Representantes da agricultura familiar, vereadores e gestores da Secretaria Municipal de Educação se reuniram em Várzea Grande para discutir os atrasos na execução do Programa Nacional de Alimentação Escolar (PNAE). O encontro expôs avanços históricos, mas também críticas à lentidão na aquisição dos produtos dos pequenos produtores, especialmente no ano de 2025.
O superintendente do Sistema Operacional da Educação, professor Evaldo Mendes da Costa, apresentou um panorama histórico da política de compras. Segundo ele, em 2016, o índice de aquisição de produtos da agricultura familiar não passava de 15%, muito abaixo do mínimo de 30% exigido pelo PNAE. “Terminamos o ano de 2023 com uma média de 39% a 40%, e em 2024 atingimos 59% de produtos adquiridos da agricultura familiar”, destacou, ressaltando que o número de associações e produtores individuais também aumentou significativamente.
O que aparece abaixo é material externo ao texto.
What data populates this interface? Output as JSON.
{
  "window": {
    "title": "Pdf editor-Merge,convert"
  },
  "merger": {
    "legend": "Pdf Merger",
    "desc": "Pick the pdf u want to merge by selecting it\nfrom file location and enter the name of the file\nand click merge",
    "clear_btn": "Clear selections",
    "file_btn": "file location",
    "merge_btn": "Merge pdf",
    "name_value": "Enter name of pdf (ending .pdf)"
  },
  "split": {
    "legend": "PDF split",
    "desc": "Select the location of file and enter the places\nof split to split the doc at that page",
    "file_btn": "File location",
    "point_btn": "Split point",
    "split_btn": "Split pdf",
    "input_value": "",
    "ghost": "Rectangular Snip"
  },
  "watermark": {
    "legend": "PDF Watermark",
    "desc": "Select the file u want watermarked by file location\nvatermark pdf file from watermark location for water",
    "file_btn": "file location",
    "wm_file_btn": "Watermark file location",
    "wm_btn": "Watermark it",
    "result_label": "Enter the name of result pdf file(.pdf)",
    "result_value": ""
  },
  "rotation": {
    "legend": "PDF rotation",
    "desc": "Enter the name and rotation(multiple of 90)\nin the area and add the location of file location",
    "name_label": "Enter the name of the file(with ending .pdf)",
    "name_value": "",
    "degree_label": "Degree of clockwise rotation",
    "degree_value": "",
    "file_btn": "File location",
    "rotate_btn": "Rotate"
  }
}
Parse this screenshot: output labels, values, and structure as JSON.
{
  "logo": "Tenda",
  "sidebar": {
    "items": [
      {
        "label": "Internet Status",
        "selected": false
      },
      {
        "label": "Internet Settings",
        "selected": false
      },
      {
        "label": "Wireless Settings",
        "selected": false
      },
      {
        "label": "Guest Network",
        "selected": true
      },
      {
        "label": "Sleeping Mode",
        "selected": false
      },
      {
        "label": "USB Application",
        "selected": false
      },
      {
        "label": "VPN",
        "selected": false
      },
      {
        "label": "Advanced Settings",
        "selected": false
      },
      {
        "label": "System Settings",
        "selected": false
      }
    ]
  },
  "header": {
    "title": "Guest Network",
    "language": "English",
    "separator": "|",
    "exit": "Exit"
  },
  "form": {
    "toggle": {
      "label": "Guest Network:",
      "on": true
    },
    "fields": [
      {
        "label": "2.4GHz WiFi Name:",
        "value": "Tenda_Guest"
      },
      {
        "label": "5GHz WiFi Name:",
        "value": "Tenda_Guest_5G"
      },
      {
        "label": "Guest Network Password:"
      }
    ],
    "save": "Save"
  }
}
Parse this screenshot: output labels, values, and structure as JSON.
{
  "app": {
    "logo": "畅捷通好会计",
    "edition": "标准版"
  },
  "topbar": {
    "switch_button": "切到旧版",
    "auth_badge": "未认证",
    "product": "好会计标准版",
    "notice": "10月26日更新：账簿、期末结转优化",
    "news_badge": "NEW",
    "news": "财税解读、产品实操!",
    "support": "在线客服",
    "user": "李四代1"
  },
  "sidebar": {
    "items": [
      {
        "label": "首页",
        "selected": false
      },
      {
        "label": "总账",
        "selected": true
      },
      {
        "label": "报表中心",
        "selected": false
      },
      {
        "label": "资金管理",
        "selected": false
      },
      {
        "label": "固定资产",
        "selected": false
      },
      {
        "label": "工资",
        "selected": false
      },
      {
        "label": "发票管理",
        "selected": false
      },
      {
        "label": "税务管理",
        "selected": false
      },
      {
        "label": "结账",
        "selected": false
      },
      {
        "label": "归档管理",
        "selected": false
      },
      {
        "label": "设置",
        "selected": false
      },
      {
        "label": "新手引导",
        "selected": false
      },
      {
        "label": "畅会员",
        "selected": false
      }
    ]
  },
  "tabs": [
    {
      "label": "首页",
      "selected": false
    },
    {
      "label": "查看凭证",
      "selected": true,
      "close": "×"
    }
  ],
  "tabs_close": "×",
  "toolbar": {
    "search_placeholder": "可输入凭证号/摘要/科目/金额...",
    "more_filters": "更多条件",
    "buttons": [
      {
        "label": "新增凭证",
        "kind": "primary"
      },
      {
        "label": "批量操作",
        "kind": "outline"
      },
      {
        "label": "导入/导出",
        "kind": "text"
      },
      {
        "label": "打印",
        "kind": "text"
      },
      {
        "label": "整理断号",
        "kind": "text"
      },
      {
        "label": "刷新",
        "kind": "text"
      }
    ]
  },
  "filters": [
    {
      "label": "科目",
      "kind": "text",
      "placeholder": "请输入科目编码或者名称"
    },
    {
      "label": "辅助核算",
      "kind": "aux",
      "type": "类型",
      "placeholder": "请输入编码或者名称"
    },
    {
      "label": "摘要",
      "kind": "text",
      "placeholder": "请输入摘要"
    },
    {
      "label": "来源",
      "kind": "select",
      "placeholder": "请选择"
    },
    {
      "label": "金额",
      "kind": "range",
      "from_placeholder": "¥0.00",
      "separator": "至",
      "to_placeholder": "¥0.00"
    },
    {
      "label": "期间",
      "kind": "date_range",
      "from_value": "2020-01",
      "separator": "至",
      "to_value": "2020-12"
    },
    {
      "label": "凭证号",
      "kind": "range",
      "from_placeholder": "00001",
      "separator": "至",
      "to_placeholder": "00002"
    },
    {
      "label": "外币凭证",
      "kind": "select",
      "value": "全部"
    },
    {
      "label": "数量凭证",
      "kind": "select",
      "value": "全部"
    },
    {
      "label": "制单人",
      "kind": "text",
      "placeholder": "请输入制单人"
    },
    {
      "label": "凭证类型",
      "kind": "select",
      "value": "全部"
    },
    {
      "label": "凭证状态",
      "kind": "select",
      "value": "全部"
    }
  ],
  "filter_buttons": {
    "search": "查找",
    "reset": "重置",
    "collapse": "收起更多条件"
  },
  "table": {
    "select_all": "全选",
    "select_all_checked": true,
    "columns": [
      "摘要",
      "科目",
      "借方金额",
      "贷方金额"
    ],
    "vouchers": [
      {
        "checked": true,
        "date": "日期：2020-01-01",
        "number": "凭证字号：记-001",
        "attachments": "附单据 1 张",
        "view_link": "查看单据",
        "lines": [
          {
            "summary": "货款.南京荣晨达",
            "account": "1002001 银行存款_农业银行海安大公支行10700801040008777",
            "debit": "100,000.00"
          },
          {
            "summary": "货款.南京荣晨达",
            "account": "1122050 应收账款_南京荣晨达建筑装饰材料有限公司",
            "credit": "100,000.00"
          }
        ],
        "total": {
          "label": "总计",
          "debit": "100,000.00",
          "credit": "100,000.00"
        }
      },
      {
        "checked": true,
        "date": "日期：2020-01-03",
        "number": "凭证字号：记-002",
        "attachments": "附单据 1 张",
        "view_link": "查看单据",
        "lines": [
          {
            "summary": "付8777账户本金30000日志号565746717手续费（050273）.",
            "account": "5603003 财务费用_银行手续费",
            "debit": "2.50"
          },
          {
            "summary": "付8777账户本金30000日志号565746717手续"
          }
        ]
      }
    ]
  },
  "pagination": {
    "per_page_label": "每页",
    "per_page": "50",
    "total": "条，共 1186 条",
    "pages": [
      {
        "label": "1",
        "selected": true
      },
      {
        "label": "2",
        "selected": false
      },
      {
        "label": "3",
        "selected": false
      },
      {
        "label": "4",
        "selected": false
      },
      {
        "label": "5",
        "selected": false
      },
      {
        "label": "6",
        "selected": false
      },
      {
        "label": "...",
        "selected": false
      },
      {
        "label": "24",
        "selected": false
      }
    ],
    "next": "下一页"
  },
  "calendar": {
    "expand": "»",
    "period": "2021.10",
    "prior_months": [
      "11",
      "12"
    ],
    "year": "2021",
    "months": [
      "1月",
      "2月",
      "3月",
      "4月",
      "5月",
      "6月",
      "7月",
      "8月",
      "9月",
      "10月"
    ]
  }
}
Apesar do avanço, vereadores e agricultores demonstraram preocupação com os atrasos atuais. A vereadora Gisa Barros (PSB) criticou a morosidade e cobrou providências imediatas. “Não é aceitável que estejamos em setembro e nada tenha sido adquirido da agricultura familiar em 2025. Os produtos são perecíveis, estragam, e os pequenos produtores não podem arcar com esse prejuízo”, afirmou.
Evaldo explicou que parte do atraso decorre de trâmites legais e análise de documentos na Procuradoria Municipal. “Temos que garantir que tudo esteja legalizado, para que não haja problema no pagamento e na aquisição dos alimentos”, disse. Ele informou que alguns contratos já foram autorizados, incluindo associações como a Cooper Chapada e a Associação das Mulheres Negras, bem como produtores individuais que já entregaram toda a documentação exigida.
A servidora Edneia, responsável por parte da logística da merenda, reconheceu a necessidade de organizar as informações detalhadas e prometeu apresentar um documento formal com todos os prazos e pendências. “Não podemos fornecer informações no achismo. Vamos formalizar um documento e trazer com clareza os prazos e onde ocorreu a demora”, afirmou.
Agricultores presentes reforçaram a necessidade de união e comunicação entre os produtores, mas insistiram que a prefeitura deve garantir a compra imediata dos alimentos já autorizados. “O que precisamos é simples: entregar o produto e receber. Isso é respeito com a agricultura familiar”, destacou um dos participantes.
O encontro terminou com o compromisso da Secretaria de Educação de iniciar as aquisições ainda neste mês, garantindo a entrega de alimentos frescos à rede municipal de ensino e evitando prejuízos aos pequenos produtores.
A Prefeitura de Várzea Grande informou que o Programa Nacional de Alimentação Escolar (PNAE), que exige que no mínimo 30% das compras sejam feitas da agricultura familiar, já cumpre atualmente 21% da Lei nº 11.947/2009. A administração projeta alcançar cerca de 40% até o final do ano. Segundo a prefeitura, não há qualquer penalidade enquanto o percentual for gradativamente cumprido.
A prefeitura destacou que os pequenos produtores precisam atender a trâmites legais, como a entrega de documentos e certidões, e que a ausência desses requisitos pode atrasar a habilitação para fornecer alimentos à merenda escolar.
A Secretaria Municipal de Educação, Cultura, Esporte e Lazer (SMECEL) informou que possui 16 produtores cadastrados fornecendo produtos para a merenda escolar e outros seis produtores em processo de regularização documental.
Nota oficial:
NOTA AO SITE O MATO GROSSO
A Prefeitura de Várzea Grande informa que, em relação ao Programa Nacional de Alimentação Escolar (PNAE), cuja lei exige um mínimo de 30% na compra de alimentos da agricultura familiar, o Município já cumpre 21% da Lei nº 11.947/2009está em pleno atendimento e que até o final do ano o percentual chegará em cerca de 40%. Até que o atual exercício seja finalizado, não há qualquer penalidade ao percentual que gradativamente vai atendendo à Lei.
A Prefeitura explica ainda que para se habilitar às vendas ao Município, os pequenos produtores, assim como qualquer outra empresa, devem seguir trâmites e exigências legais, como por exemplo, entrega de documentos e de certidões. A falta de alguns destes requisitos afetam e atrasam as tratativas, pois vai contra princípios que são estabelecidos constitucionalmente e de outras legislações federais.
A Secretaria Municipal de Educação, Cultura, Esporte e Lazer (SMECEL), tem cadastrados 16 produtores, que estão fornecendo produtos para a merenda escolar e mais 6 produtores que estão regularizando a documentação para iniciar o fornecimento.